はい、ストーリーはわかってるはずなのに、後半は涙がずっと流れている状態でした。のびた君が昔からの友達のようでいて、息子のような。のびた君の一生懸命さに涙が自然と溢れてしまいました。
観ている途中、隣で嫁さんも鼻をスンスンやっていて、5歳になる子供は見終わった後「泣いちゃいそうだったよー」と言っていました。
絶対に泣けるの?と聞かれれば、人によると思います。僕は小さい頃からドラえもんが好きで、大人になった今でも思い立つと、大魔境や魔界大冒険あたりを借りてきて観ています(リメイク版も好きです)。つい先日、漫画版を読み直している途中6巻を読み、泣いてしまいました。僕の様にドラえもんに思い入れがあれば、ある人ほど、確実に泣けると思います。そこまでの思い入れがなくても、ドラえもんを見て育った人であれば、泣いちゃうと思います。
では泣けないのはどういう人なのかというと、例えばドラえもんを知らない海外の人が、スタンドバイミードラえもんを見たとすれば、泣ける確率は半々くらいな気がします。
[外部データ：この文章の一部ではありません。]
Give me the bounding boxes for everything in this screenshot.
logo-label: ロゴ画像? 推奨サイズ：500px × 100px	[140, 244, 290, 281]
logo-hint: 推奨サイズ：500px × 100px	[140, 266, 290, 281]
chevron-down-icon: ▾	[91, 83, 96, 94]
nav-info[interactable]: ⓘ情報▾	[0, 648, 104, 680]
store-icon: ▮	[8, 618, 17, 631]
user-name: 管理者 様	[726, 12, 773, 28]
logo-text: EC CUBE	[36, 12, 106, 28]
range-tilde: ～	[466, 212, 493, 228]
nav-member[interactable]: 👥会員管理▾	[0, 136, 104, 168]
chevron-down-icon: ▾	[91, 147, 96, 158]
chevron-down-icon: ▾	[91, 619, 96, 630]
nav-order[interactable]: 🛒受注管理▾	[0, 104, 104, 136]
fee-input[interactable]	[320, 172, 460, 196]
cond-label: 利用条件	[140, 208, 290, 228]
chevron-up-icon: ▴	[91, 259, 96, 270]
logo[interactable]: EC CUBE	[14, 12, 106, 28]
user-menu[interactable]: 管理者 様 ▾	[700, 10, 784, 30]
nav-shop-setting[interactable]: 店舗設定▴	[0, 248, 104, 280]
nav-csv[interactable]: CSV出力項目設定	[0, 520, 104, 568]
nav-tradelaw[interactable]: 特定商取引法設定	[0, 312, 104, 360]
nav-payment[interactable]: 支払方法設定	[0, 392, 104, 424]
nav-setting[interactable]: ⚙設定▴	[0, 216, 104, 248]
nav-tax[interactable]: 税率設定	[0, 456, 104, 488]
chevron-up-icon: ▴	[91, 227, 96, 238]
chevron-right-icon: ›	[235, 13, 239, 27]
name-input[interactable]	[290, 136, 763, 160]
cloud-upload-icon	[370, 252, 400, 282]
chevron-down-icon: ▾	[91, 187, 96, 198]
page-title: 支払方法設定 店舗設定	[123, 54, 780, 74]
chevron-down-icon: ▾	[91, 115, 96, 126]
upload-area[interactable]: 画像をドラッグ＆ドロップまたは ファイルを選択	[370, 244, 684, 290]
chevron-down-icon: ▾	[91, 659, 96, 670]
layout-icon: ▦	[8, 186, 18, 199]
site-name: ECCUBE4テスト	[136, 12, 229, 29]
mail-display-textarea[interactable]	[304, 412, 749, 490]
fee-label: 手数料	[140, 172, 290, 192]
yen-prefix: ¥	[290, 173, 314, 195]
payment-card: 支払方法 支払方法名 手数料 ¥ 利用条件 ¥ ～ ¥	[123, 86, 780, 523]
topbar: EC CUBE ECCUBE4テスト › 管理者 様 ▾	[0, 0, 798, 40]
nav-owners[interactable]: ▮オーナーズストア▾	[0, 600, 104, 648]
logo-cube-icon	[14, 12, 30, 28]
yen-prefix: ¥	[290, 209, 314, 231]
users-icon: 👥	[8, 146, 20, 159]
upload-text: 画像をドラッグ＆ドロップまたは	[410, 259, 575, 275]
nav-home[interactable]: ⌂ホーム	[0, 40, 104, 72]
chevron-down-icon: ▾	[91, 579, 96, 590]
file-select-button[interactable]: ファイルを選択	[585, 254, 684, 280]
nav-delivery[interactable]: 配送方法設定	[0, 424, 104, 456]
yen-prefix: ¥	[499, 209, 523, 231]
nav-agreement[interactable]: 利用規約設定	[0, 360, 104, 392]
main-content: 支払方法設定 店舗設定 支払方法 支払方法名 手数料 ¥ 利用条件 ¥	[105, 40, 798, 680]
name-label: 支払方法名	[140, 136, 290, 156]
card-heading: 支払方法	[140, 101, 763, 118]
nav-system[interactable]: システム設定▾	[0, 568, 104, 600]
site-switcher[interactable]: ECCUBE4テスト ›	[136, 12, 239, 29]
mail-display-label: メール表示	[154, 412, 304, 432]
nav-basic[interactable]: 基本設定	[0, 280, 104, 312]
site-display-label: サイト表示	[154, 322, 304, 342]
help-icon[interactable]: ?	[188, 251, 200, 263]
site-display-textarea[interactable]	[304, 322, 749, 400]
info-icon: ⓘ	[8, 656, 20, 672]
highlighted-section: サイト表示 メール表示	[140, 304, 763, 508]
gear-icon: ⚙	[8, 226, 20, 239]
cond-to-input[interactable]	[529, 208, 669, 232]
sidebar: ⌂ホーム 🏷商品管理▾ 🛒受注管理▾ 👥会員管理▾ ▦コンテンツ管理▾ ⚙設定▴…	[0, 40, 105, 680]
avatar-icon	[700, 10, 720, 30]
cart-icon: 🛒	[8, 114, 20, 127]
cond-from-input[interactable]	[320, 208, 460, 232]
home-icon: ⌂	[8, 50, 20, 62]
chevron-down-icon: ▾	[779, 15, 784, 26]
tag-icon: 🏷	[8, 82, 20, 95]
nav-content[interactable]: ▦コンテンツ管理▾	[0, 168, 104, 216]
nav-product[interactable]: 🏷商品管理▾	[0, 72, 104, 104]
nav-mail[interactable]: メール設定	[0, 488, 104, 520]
映画の中で、ドラえもんとのびた君の友情という部分は、最初の導線からラストに至るまで、すごく丁寧に描かれています。ただ、ドラえもんを知らない人にとって95分というのは、感情移入をしきるにはちょっと短い時間のように思えるためです。
あまり深い内容を書いていくと、ネタバレになってしまうので、これ以上書くのをやめておきます:)ドラえもんに対する思い入れの強さに比例して泣ける、泣けないが違ってくると思いますが、ほとんどの人は泣いちゃうと思います。
本当に「STAND BY ME/スタンドバイミードラえもん」を映画館に観に行って良かったと思います。ジャイアンの迫力、ちょっとかわいいスネ夫、パーフェクトなはずの出木杉君が大人になって漏らす一言、しずかちゃんのやさしさ。どれも知っていたはずなのに全てが新鮮に思えて、至福の95分でした。
見慣れてしまったCG映画ですが、スタンドバイミードラえもんは初めてCGを観た時のような感動を与えてくれました。
透明マントをかぶってドラえもんの世界に紛れ込み、間近に彼らを見ているような体験をさせてくれた映画でした。後読感も非常に良く、子供も大人も楽しめるので、是非映画館に足を運んでみて下さい。少し高いですが、3Dがお勧めです!